“True wisdom comes from knowing that you know nothing.” – Bill & Ted’s Excellent Adventure
I was thinking of things completely unrelated to the sport and science of cycling when I began to read this article. The article on the Physics Today website tries to discern between belief and knowledge. The author Helen Quinn is a theoretical particle physicist at Stanford so she’s kind of smart. She also was the president of the American Physical Society in 2004.
I always knew that in science, you never really know anything. You get a hypothesis and try to prove it wrong. You prove it right by excluding all else. As Sherlock Holmes has said, “Once you have eliminated everything that is impossible, whatever is left, no matter how improbable, must be the truth.”

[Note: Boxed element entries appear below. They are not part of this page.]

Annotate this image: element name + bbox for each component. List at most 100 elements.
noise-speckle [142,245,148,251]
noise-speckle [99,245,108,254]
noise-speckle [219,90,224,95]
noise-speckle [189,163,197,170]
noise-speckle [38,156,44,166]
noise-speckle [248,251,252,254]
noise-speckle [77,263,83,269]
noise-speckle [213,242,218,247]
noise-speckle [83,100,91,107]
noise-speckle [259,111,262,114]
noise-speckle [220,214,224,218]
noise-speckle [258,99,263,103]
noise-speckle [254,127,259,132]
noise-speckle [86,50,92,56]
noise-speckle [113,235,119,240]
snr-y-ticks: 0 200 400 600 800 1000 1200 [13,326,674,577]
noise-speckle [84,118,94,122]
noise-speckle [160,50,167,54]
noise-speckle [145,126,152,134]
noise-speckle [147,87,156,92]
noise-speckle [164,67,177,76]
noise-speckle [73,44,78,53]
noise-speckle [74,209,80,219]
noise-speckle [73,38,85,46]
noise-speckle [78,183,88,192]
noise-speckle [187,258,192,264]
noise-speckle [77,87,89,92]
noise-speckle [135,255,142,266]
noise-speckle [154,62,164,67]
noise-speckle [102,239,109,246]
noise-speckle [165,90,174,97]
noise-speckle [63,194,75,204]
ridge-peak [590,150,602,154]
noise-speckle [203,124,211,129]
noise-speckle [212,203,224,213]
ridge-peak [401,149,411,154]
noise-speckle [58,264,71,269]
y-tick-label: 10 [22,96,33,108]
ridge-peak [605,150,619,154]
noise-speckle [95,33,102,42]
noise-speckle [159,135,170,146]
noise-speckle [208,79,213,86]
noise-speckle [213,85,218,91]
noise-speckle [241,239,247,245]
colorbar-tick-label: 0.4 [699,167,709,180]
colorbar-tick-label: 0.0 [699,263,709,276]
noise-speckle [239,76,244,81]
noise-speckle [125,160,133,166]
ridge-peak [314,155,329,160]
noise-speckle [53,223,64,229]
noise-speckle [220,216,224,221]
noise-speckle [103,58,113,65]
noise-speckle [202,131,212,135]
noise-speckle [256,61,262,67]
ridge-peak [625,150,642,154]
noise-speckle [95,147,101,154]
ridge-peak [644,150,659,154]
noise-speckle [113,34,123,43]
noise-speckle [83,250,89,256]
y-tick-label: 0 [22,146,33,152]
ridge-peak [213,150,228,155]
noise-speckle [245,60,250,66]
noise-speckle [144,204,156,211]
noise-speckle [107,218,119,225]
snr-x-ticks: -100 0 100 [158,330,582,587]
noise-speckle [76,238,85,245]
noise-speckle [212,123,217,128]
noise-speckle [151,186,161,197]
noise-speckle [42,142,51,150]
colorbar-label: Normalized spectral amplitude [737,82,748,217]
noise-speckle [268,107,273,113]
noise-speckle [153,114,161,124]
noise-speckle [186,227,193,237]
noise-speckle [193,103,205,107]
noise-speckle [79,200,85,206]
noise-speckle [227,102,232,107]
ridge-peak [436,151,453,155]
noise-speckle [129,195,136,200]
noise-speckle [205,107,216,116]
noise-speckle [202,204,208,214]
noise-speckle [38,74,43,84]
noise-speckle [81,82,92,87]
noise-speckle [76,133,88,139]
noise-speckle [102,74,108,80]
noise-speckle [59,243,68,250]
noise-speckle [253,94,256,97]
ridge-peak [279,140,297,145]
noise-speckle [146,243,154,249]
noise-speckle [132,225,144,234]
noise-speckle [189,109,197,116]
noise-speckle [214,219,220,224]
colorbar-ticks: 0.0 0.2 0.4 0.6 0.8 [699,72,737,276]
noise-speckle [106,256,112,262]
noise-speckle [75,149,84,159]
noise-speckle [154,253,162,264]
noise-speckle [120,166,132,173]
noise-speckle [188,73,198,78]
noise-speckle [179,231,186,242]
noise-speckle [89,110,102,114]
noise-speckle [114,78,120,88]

So that begs the question in science, “How do you distinguish between what you believe is true and what you know is true?” Given all the interpretations going on at the LNDD and then the mouthing off by Dick Pound, this seems a good time and place for a lesson for watching what you say. Therefore, Dr. Quinn’s article is now required reading for anyone interested in Floyd Landis, carbon isotopes, T/E ratios, etc.
For most people a belief is an article of faith, a hypothesis or a theory is not much different from a guess, and as for knowledge—well, that is not very different from a belief, except that most people are much more certain of what they believe than of what they know.
Interesting but surely, good scientists know what they know and what they don’t. Right? I mean Dick Pound and the LNDD sound like they are sure of their testing and the interpretation of their tests.
Any good scientist has a conscious range of knowing, from established fact to hunch. We continually reevaluate the status of ideas along that continuum. We serve science poorly when we either over- or underclaim the confidence with which we know something. One of the things that makes us scientists is our intricate examination of knowledge—our understanding of what we know, of how we know it, of what evidence supports it, and of the limits of that evidence.
Hmmm. Mr. Pound it might be worth a trip to Stanford.